Lets get this out of the way first. The opening scene in Hereafter is the work of a master director. Eastwood re-stages the Thailand Tsunami from 2004. It's as breathtaking a piece of cinema as I've seen in a long time. You could say that Hearafter never quite recovers from such a powerful beginning. But, in its own quiet and dignified way it matches that scene almost throughout. Hereafter essentially deals with the effect that death has on the living. There is Marie (Cécile De France), the journalist who survives the tsunami and on her return to her native France re-evaluates her whole life after her ordeal. There is the London child Marcus having to deal with the death of his twin brother whilst being taken into social care because of his single mother's substance abuse problem. The main thrust of Hereafter deals with Matt Damon's psychic George, who has a gift of being able to reach the dead on physical contact with anyone. But George sees his gift as a curse that has ruined any possible meaningful relationship in his life.

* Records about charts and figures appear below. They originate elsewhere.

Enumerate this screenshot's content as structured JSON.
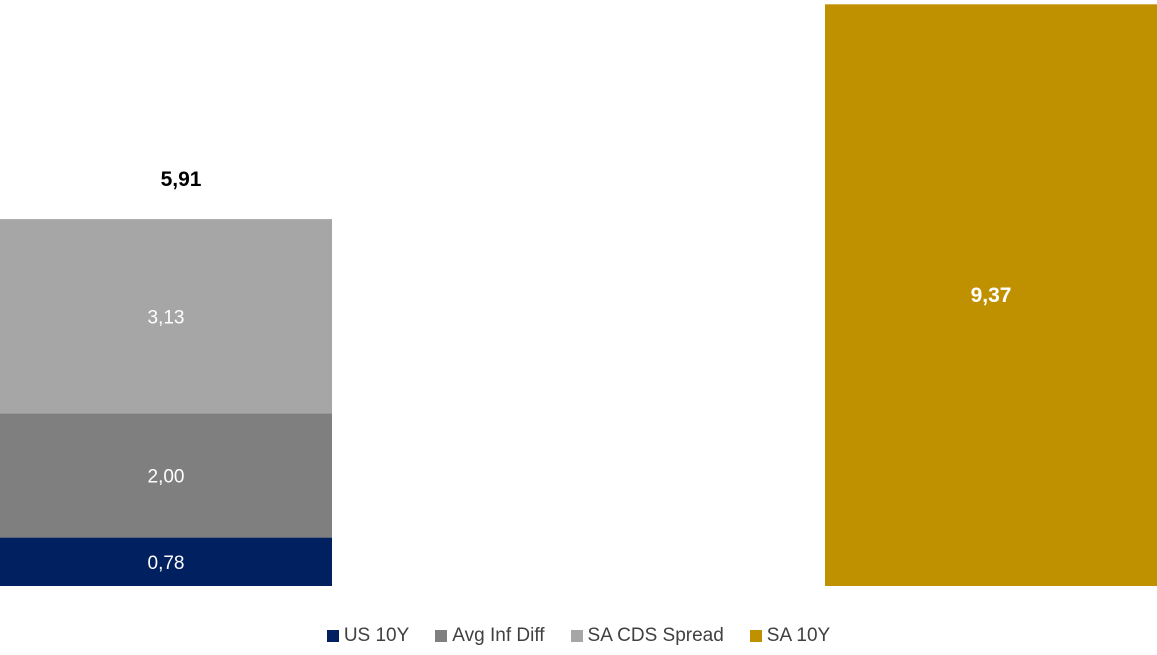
{
  "chart_data": {
    "type": "bar",
    "stacked": true,
    "categories": [
      "",
      ""
    ],
    "series": [
      {
        "name": "US 10Y",
        "color": "#002060",
        "values": [
          0.78,
          null
        ],
        "labels": [
          "0,78",
          ""
        ]
      },
      {
        "name": "Avg Inf Diff",
        "color": "#7f7f7f",
        "values": [
          2.0,
          null
        ],
        "labels": [
          "2,00",
          ""
        ]
      },
      {
        "name": "SA CDS Spread",
        "color": "#a6a6a6",
        "values": [
          3.13,
          null
        ],
        "labels": [
          "3,13",
          ""
        ]
      },
      {
        "name": "SA 10Y",
        "color": "#bf9000",
        "values": [
          null,
          9.37
        ],
        "labels": [
          "",
          "9,37"
        ]
      }
    ],
    "totals": [
      "5,91",
      ""
    ],
    "total_values": [
      5.91,
      9.37
    ],
    "ylim": [
      0,
      9.37
    ],
    "grid": false,
    "legend_position": "bottom",
    "title": "",
    "xlabel": "",
    "ylabel": ""
  }
}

At times it feels like Hereafter may turn into some kind of slow burning sci-fi thriller, but it never happens. Eastwood makes sure the focus is on character. Damon is excellent, especially in his scenes with an under-used Bryce Dallas Howard. There is a weird but real chemistry going on between the two. The English story comes across as a bit cliched and here the acting of the young twins (both played by real life twins George & Frankie) is poor. The French scenes work fine. The coming together of all three story strands at a London book fair seems convenient. Otherwise, Eastwood expertly directs, in a very uncommercial way. This picture puts the emotions to the fore. Hereafter is no classic, but I have a feeling that people will discover this film in the years to come. If you give this a chance, prepare to find yourself in a very slow manner, to be moved by Hereafter.

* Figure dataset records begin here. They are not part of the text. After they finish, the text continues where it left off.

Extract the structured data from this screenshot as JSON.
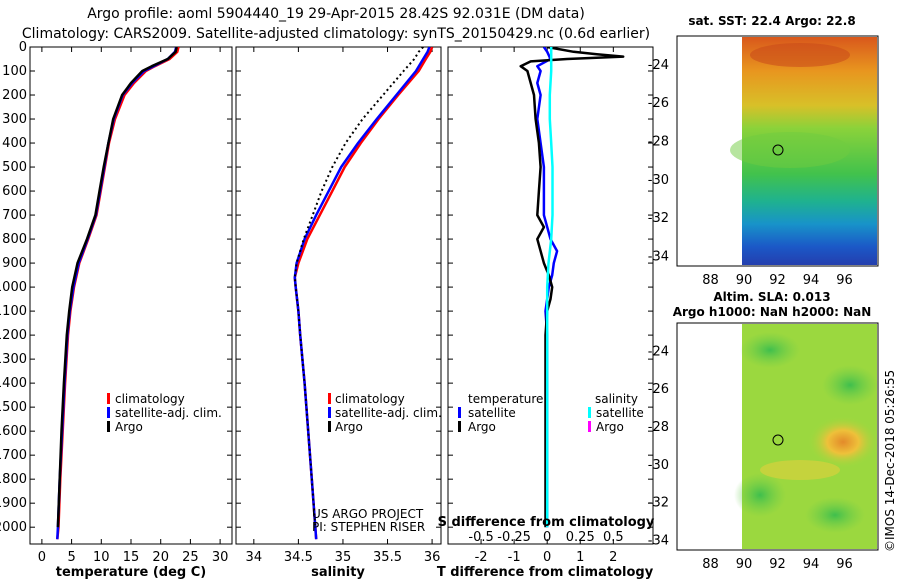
{
  "title": {
    "line1": "Argo profile: aoml 5904440_19 29-Apr-2015 28.42S 92.031E (DM data)",
    "line2": "Climatology: CARS2009. Satellite-adjusted climatology: synTS_20150429.nc (0.6d earlier)"
  },
  "colors": {
    "climatology": "#ff0000",
    "satellite": "#0000ff",
    "argo": "#000000",
    "sal_satellite": "#00ffff",
    "sal_argo": "#ff00ff"
  },
  "chart_data": [
    {
      "type": "line",
      "name": "temperature-profile",
      "xlabel": "temperature (deg C)",
      "xlim": [
        -2,
        32
      ],
      "ylim": [
        2070,
        0
      ],
      "xticks": [
        0,
        5,
        10,
        15,
        20,
        25,
        30
      ],
      "yticks": [
        0,
        100,
        200,
        300,
        400,
        500,
        600,
        700,
        800,
        900,
        1000,
        1100,
        1200,
        1300,
        1400,
        1500,
        1600,
        1700,
        1800,
        1900,
        2000
      ],
      "legend": [
        "climatology",
        "satellite-adj. clim.",
        "Argo"
      ],
      "series": [
        {
          "name": "climatology",
          "depth": [
            0,
            20,
            50,
            80,
            100,
            150,
            200,
            300,
            400,
            500,
            600,
            700,
            800,
            900,
            1000,
            1100,
            1200,
            1400,
            1600,
            1800,
            2000,
            2050
          ],
          "values": [
            23.0,
            22.8,
            21.5,
            19.0,
            17.5,
            15.5,
            13.9,
            12.3,
            11.3,
            10.6,
            9.9,
            9.2,
            7.8,
            6.3,
            5.4,
            4.8,
            4.4,
            3.9,
            3.5,
            3.1,
            2.8,
            2.6
          ]
        },
        {
          "name": "satellite-adj. clim.",
          "depth": [
            0,
            20,
            50,
            80,
            100,
            150,
            200,
            300,
            400,
            500,
            600,
            700,
            800,
            900,
            1000,
            1100,
            1200,
            1400,
            1600,
            1800,
            2000,
            2050
          ],
          "values": [
            22.6,
            22.4,
            21.2,
            18.8,
            17.2,
            15.2,
            13.6,
            12.1,
            11.2,
            10.5,
            9.8,
            9.1,
            7.7,
            6.2,
            5.3,
            4.7,
            4.3,
            3.8,
            3.4,
            3.0,
            2.7,
            2.6
          ]
        },
        {
          "name": "Argo",
          "depth": [
            0,
            20,
            50,
            80,
            100,
            150,
            200,
            300,
            400,
            500,
            600,
            700,
            800,
            900,
            1000,
            1100,
            1200,
            1400,
            1600,
            1800,
            2000
          ],
          "values": [
            22.7,
            22.5,
            21.2,
            18.5,
            16.9,
            15.0,
            13.5,
            12.0,
            11.2,
            10.4,
            9.7,
            9.0,
            7.6,
            6.0,
            5.1,
            4.6,
            4.2,
            3.7,
            3.3,
            3.0,
            2.7
          ]
        }
      ]
    },
    {
      "type": "line",
      "name": "salinity-profile",
      "xlabel": "salinity",
      "xlim": [
        33.8,
        36.1
      ],
      "ylim": [
        2070,
        0
      ],
      "xticks": [
        34,
        34.5,
        35,
        35.5,
        36
      ],
      "xtick_labels": [
        "34",
        "34.5",
        "35",
        "35.5",
        "36"
      ],
      "legend": [
        "climatology",
        "satellite-adj. clim.",
        "Argo"
      ],
      "annotation": [
        "US ARGO PROJECT",
        "PI: STEPHEN RISER"
      ],
      "series": [
        {
          "name": "climatology",
          "depth": [
            0,
            20,
            50,
            100,
            200,
            300,
            400,
            500,
            600,
            700,
            800,
            900,
            960,
            1000,
            1100,
            1200,
            1400,
            1600,
            1800,
            2000,
            2050
          ],
          "values": [
            36.0,
            35.98,
            35.93,
            35.85,
            35.62,
            35.4,
            35.2,
            35.02,
            34.88,
            34.74,
            34.6,
            34.5,
            34.46,
            34.47,
            34.5,
            34.52,
            34.57,
            34.61,
            34.65,
            34.69,
            34.7
          ]
        },
        {
          "name": "satellite-adj. clim.",
          "depth": [
            0,
            20,
            50,
            100,
            200,
            300,
            400,
            500,
            600,
            700,
            800,
            900,
            960,
            1000,
            1100,
            1200,
            1400,
            1600,
            1800,
            2000,
            2050
          ],
          "values": [
            35.97,
            35.95,
            35.9,
            35.82,
            35.6,
            35.38,
            35.17,
            34.98,
            34.84,
            34.7,
            34.57,
            34.48,
            34.46,
            34.47,
            34.5,
            34.52,
            34.57,
            34.61,
            34.65,
            34.69,
            34.7
          ]
        },
        {
          "name": "Argo",
          "depth": [
            0,
            20,
            50,
            100,
            200,
            300,
            400,
            500,
            600,
            700,
            800,
            900,
            960,
            1000,
            1100,
            1200,
            1400,
            1600,
            1800,
            2000
          ],
          "values": [
            35.9,
            35.85,
            35.8,
            35.68,
            35.45,
            35.22,
            35.03,
            34.88,
            34.76,
            34.66,
            34.56,
            34.48,
            34.46,
            34.47,
            34.5,
            34.52,
            34.57,
            34.61,
            34.65,
            34.69
          ]
        }
      ]
    },
    {
      "type": "line",
      "name": "difference-profile",
      "xlabel": "T difference from climatology",
      "xlabel_top": "S difference from climatology",
      "xlim": [
        -3,
        3.2
      ],
      "ylim": [
        2070,
        0
      ],
      "xticks": [
        -2,
        -1,
        0,
        1,
        2
      ],
      "xtick_labels": [
        "-2",
        "-1",
        "0",
        "1",
        "2"
      ],
      "top_ticks": [
        -0.5,
        -0.25,
        0,
        0.25,
        0.5
      ],
      "top_tick_labels": [
        "-0.5",
        "-0.25",
        "0",
        "0.25",
        "0.5"
      ],
      "legend_left_title": "temperature",
      "legend_right_title": "salinity",
      "legend_left": [
        "satellite",
        "Argo"
      ],
      "legend_right": [
        "satellite",
        "Argo"
      ],
      "series": [
        {
          "name": "T satellite",
          "depth": [
            0,
            20,
            50,
            80,
            100,
            150,
            200,
            300,
            400,
            500,
            600,
            700,
            800,
            850,
            900,
            950,
            1000,
            1050,
            1100,
            1200,
            1400,
            1600,
            1800,
            2000
          ],
          "values": [
            -0.1,
            0.0,
            0.1,
            -0.3,
            -0.2,
            -0.3,
            -0.2,
            -0.3,
            -0.2,
            -0.1,
            -0.1,
            -0.1,
            0.1,
            0.3,
            0.2,
            0.15,
            0.05,
            0.0,
            -0.05,
            0.0,
            0.0,
            0.0,
            0.0,
            0.0
          ]
        },
        {
          "name": "T Argo",
          "depth": [
            0,
            20,
            30,
            40,
            50,
            60,
            80,
            100,
            150,
            200,
            300,
            400,
            500,
            600,
            700,
            750,
            800,
            850,
            900,
            950,
            1000,
            1050,
            1100,
            1200,
            1400,
            1600,
            1800,
            2000
          ],
          "values": [
            0.0,
            0.8,
            1.5,
            2.3,
            0.6,
            -0.5,
            -0.8,
            -0.6,
            -0.5,
            -0.4,
            -0.35,
            -0.25,
            -0.2,
            -0.25,
            -0.3,
            -0.1,
            -0.3,
            -0.2,
            -0.1,
            0.05,
            0.15,
            0.1,
            0.0,
            -0.05,
            -0.05,
            -0.05,
            -0.05,
            -0.05
          ]
        },
        {
          "name": "S satellite",
          "depth": [
            0,
            20,
            50,
            100,
            200,
            300,
            400,
            500,
            600,
            700,
            800,
            900,
            1000,
            1100,
            1200,
            1400,
            1600,
            1800,
            2000
          ],
          "values": [
            0.03,
            0.03,
            0.03,
            0.03,
            0.02,
            0.02,
            0.03,
            0.04,
            0.04,
            0.04,
            0.03,
            0.01,
            0.0,
            0.0,
            0.0,
            0.0,
            0.0,
            0.0,
            0.0
          ]
        }
      ]
    },
    {
      "type": "heatmap",
      "name": "sst-map",
      "title": "sat. SST: 22.4 Argo: 22.8",
      "xticks": [
        88,
        90,
        92,
        94,
        96
      ],
      "yticks": [
        -24,
        -26,
        -28,
        -30,
        -32,
        -34
      ],
      "xlim": [
        86,
        98
      ],
      "ylim": [
        -34.5,
        -22.5
      ],
      "data_xlim": [
        90,
        98
      ],
      "marker": [
        92.031,
        -28.42
      ]
    },
    {
      "type": "heatmap",
      "name": "sla-map",
      "title": "Altim. SLA: 0.013",
      "subtitle": "Argo h1000: NaN h2000: NaN",
      "xticks": [
        88,
        90,
        92,
        94,
        96
      ],
      "yticks": [
        -24,
        -26,
        -28,
        -30,
        -32,
        -34
      ],
      "xlim": [
        86,
        98
      ],
      "ylim": [
        -34.5,
        -22.5
      ],
      "data_xlim": [
        90,
        98
      ],
      "marker": [
        92.031,
        -28.42
      ]
    }
  ],
  "imos_stamp": "©IMOS 14-Dec-2018 05:26:55"
}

Clint Eastwood has always been a good sentimentalist. He is truly a director who knows how to make everyone cry. It's a talent, because a lot of Hollywood films are sentimental without a real sense of emotion needed to turn on the tears (for example Forrest Gump). Hereafter goes overboard with the tears. From the first minutes on I was permanently wiping my face and holding back a huge breakdown of sadness. Hereafter is a movie about death and how we deal with it – how badly we deal with it – since we don't want to at all, do we? That's why the film got generally bad reviews and nobody wanted to see it thereafter...

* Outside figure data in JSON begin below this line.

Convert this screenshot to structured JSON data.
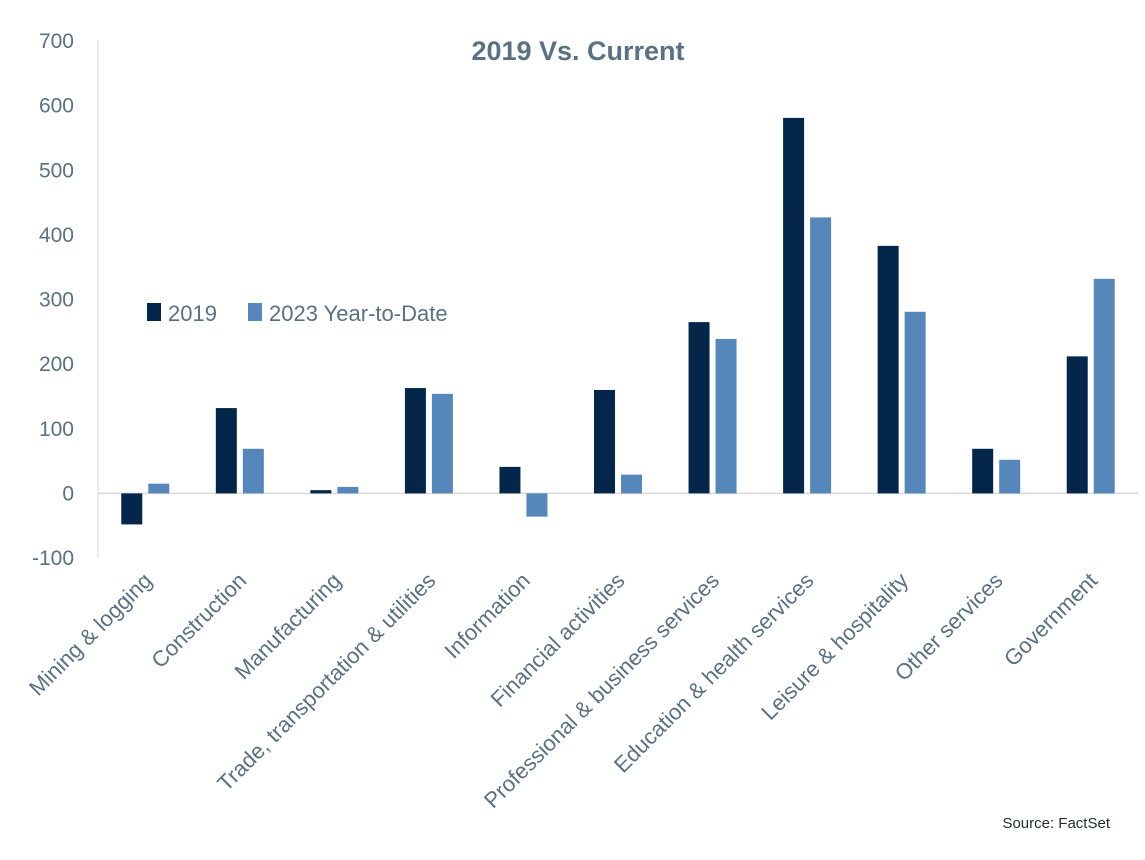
{
  "chart_data": {
    "type": "bar",
    "title": "2019 Vs. Current",
    "xlabel": "",
    "ylabel": "",
    "ylim": [
      -100,
      700
    ],
    "yticks": [
      -100,
      0,
      100,
      200,
      300,
      400,
      500,
      600,
      700
    ],
    "grid": false,
    "legend_position": "middle-left",
    "categories": [
      "Mining & logging",
      "Construction",
      "Manufacturing",
      "Trade, transportation & utilities",
      "Information",
      "Financial activities",
      "Professional & business services",
      "Education & health services",
      "Leisure & hospitality",
      "Other services",
      "Government"
    ],
    "series": [
      {
        "name": "2019",
        "color": "#03264a",
        "values": [
          -48,
          132,
          5,
          163,
          41,
          160,
          265,
          581,
          383,
          69,
          212
        ]
      },
      {
        "name": "2023 Year-to-Date",
        "color": "#5587bb",
        "values": [
          15,
          69,
          10,
          154,
          -36,
          29,
          239,
          427,
          281,
          52,
          332
        ]
      }
    ],
    "source": "Source: FactSet"
  }
}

Until this point in my life I have been rather calm about the idea of death. I have accepted it and felt that it's not the end of everything so why not enjoy what we have here and trust in the hereafter – whatever it may be. My attitude has been greatly shaken and questioned through the birth of my child. Now death is a scary thought and I'd rather not think about it in any sense to be honest. The fragility and shortness of life has become a reality in a way previously unimaginable to me. Thus, Hereafter the film was like salt on fresh wounds. Unbelievably heavy and draining. It made me check on my sleeping son every three minutes.
It's not a bad movie, although in many ways it's not the best Eastwood has made (and not very much his style cinematically). There are too many stories, which makes the film a little like Love Actually (without the lightness), and there is maybe too little time spent on resolving things. Thankfully, there is not too much dwelling on trying to make sense of what happens after death – usually films become ridiculous when they attempt to appease us with clearing the mystery up.
I salute the aging horse rider for making this movie and coming out of it with my respect. He made me uncomfortable once again – thank you Clint.